We want to help our children, to save them from hurt and disappointment. For that time, my life was all about getting Adam to his senior prom. First I tried to arrange for all the Special Ed seniors to go in a group. Some parents, afraid of the rejection possibilities, didn’t even tell their children about the plan. One girl wanted to go but not with the group. She wanted to be really special. Her brother was taking her and for one night, she could be like everyone else. This is not unusual. Special Ed kids want to be like everyone else. Adam didn’t fall in love with the girls in his class. He fell in love with the girls in the regular school.

Then Adam and his friend Max (also autistic) were going to go stag just assuming they could dance with any girl they asked. They had no idea how to actually ask a girl to dance. They had no conception of her possible rejection or of her boyfriend’s possible annoyance. I had nightmare visions of that Down’s Syndrome girl. Max’s mother was as anxious as I was. My ex-husband wasn’t taking it very calmly either.

Still, life goes on and, at this impasse, I went to interview Carol for a writing project of mine that had absolutely nothing to do with kids, proms or autism. Carol is a nun and I am not Catholic but she generously agreed to share her knowledge with me. It took no special insight for Carol to see that my mind was not on the interview. She asked a few questions and before too long, the whole story poured out, my fears, my sadness, my broken heart, broken dreams, every thing that I had wanted for Adam that he will never have. And, the prom.

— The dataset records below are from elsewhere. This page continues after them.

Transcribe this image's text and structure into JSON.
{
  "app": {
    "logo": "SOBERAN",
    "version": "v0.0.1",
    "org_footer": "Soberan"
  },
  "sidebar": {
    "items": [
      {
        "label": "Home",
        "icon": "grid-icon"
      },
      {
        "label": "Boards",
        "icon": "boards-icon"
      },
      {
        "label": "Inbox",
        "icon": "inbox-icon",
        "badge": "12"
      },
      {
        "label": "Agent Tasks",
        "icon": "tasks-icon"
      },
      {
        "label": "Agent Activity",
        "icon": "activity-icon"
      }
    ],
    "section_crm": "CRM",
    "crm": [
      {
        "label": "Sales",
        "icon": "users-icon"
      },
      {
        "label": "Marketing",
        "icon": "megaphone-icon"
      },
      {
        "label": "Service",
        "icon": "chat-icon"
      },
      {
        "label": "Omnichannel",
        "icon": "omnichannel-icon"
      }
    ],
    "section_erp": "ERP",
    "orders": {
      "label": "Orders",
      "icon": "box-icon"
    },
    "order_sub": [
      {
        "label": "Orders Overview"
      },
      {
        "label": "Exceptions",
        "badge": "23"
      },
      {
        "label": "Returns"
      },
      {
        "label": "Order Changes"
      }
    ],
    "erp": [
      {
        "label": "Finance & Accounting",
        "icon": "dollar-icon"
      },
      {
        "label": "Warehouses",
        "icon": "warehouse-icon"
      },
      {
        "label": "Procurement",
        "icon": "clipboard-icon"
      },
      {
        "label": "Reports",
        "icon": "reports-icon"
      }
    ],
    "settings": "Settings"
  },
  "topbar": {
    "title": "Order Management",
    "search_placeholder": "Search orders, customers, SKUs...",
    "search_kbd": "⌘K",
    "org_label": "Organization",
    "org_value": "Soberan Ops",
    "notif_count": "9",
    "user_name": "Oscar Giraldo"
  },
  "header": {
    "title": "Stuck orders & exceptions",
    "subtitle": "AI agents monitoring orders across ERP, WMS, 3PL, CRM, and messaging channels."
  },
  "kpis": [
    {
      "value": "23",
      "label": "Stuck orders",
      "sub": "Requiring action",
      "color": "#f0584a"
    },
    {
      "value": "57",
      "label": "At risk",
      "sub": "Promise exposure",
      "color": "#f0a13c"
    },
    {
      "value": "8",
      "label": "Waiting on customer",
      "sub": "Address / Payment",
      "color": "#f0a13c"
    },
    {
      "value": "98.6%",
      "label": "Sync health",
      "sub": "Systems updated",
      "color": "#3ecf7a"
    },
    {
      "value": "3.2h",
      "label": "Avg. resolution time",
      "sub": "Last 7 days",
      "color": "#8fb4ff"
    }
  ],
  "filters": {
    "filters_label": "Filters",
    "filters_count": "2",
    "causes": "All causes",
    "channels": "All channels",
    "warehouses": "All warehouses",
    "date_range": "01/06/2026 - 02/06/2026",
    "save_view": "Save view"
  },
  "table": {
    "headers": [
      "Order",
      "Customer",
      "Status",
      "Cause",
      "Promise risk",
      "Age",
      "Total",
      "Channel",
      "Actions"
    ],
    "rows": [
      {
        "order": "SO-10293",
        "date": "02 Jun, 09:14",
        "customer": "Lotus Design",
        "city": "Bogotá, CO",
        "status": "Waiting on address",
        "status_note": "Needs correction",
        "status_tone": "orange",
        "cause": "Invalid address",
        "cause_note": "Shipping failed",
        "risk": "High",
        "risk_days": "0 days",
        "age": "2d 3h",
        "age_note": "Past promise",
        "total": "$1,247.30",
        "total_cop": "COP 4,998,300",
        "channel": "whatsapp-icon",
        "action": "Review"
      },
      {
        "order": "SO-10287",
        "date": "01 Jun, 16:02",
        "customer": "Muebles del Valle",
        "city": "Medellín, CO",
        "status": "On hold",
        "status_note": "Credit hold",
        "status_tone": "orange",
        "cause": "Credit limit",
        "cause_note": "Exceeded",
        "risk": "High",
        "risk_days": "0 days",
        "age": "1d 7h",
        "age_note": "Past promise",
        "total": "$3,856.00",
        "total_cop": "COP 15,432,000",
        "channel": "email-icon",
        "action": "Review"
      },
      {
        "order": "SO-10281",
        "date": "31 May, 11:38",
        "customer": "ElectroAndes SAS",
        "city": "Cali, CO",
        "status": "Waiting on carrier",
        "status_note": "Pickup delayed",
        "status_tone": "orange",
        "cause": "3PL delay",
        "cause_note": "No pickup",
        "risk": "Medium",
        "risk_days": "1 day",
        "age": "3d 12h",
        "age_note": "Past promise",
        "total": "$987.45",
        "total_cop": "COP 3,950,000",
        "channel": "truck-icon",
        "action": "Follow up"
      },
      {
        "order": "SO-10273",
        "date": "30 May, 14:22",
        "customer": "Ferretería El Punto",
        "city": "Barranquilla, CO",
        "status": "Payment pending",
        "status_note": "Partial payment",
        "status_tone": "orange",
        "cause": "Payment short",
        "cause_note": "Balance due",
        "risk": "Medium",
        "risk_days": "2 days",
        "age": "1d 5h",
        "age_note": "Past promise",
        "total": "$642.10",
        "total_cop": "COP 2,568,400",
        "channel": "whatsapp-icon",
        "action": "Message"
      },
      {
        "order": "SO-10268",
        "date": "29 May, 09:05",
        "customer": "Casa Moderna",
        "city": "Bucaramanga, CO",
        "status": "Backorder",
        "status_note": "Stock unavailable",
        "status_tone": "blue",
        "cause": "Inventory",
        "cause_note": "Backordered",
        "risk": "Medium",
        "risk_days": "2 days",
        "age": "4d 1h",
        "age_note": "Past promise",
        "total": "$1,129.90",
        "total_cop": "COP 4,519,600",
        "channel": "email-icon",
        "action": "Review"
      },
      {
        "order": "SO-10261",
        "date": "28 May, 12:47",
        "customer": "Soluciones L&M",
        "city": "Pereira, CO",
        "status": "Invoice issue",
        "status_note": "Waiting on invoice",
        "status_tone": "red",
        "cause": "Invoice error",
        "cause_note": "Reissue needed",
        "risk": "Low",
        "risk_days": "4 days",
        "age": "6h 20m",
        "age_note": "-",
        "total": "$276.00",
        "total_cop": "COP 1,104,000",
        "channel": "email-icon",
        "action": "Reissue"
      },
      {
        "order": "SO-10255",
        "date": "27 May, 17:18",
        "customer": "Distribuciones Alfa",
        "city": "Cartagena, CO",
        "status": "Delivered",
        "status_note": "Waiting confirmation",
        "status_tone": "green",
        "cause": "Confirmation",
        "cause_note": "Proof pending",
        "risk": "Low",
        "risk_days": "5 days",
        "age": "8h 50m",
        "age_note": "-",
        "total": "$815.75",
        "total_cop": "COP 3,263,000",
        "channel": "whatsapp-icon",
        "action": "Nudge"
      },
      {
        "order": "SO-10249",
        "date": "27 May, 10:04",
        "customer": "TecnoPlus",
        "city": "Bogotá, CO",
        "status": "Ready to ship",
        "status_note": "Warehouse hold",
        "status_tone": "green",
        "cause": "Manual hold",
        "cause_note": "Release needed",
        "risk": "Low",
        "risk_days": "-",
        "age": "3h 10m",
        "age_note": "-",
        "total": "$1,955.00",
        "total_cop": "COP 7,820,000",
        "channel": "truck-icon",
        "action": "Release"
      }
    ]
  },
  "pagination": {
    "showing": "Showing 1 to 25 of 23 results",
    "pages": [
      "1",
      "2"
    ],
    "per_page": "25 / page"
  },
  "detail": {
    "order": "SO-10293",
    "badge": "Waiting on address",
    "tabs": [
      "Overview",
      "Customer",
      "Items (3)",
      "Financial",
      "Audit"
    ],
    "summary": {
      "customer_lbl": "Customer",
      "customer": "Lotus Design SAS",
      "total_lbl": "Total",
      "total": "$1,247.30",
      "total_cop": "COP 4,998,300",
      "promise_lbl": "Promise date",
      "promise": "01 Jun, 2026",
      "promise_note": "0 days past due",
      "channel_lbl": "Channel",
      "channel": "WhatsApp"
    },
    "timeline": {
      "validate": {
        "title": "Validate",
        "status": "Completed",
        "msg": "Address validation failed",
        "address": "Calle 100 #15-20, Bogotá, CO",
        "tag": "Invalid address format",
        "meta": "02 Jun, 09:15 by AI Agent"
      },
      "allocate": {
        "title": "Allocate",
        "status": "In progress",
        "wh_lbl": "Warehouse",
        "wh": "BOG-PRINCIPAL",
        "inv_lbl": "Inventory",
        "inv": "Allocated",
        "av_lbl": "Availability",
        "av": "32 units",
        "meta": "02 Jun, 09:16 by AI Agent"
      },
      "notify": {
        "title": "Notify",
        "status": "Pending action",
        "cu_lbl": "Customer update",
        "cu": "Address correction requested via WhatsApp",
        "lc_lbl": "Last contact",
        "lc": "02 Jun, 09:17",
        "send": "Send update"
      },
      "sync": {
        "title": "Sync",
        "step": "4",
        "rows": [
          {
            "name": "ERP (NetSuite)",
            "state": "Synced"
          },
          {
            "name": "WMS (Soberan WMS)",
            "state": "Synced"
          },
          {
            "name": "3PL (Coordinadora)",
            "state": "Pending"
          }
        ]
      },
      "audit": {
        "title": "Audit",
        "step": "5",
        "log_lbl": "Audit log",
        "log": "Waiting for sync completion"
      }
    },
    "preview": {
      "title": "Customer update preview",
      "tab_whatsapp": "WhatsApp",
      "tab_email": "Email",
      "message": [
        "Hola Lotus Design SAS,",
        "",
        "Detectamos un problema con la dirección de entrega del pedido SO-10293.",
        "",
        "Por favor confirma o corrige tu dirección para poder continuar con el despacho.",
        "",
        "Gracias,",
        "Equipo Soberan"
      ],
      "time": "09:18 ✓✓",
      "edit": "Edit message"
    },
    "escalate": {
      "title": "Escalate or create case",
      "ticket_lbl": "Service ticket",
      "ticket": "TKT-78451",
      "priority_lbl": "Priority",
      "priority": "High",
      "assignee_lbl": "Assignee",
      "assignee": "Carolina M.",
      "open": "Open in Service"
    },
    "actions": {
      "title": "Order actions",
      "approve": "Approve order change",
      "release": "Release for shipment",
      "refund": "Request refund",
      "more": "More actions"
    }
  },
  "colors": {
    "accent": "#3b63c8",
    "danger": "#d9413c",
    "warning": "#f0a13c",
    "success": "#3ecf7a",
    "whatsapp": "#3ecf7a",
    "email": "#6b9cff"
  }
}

Never underestimate what can be done when a group of nuns decides to back you up. They are very determined women. Before the day was over, Sister Carol had called the directresses of two local Catholic girl’s schools. By the end of the week, one of the directresses, Sister Jane had spoken with her student, Brittany, who has an eight-year-old autistic brother. Brittany thought taking Adam and Max to the prom was cool and asked her friend Sally to help her out.

Adam’s dad fitted him for a tux. His stepmother bought corsages. Brittany and Sally had their own dresses. Max’s mom and I treated Adam, Max, Brittany and Sally and Brittany’s mom to dinner. The restaurant that never takes reservations, set aside a big table and treated these kids like kings and princesses.

I pinned the corsages on Brittany and Sally. Such a small thing, pinning a corsage, but in a way, it embodied all of the limits in Adam’s life. These beautiful girls glowed with promise and possibility. I hoped they could handle these two boys, jumping out of their skins with excitement.

I drove them all to the prom, fretted like a midwife for a few hours and picked them up. Adam and Max had the time of their lives. They had evidently developed quite a talent for eccentric dancing. For Brittany and Sally, it had been a privilege to dance at the prom with Adam and Max.

How times change. I can’t imagine such a thing happening at my senior prom. At the end of the day, all the adults tried to recover from their respective nervous breakdowns.

That was many years ago. Adam now lives at a wonderful independent living community. We call it life-skills college so that he would feel that normalcy of leaving home like all his friends. He is learning to live independently, without me. He’ll live longer than I will. His father and I have to set him up where we know he will be cared for long after we are gone. It’s the right thing to do. It’s the hardest thing I have ever done.

Adam’s prom was the last milestone of his childhood. He is protected at the community, but I can no longer shelter him from the world, from pain, disappointment, rejection. In reality, I never really could. Ready or not, he is a man.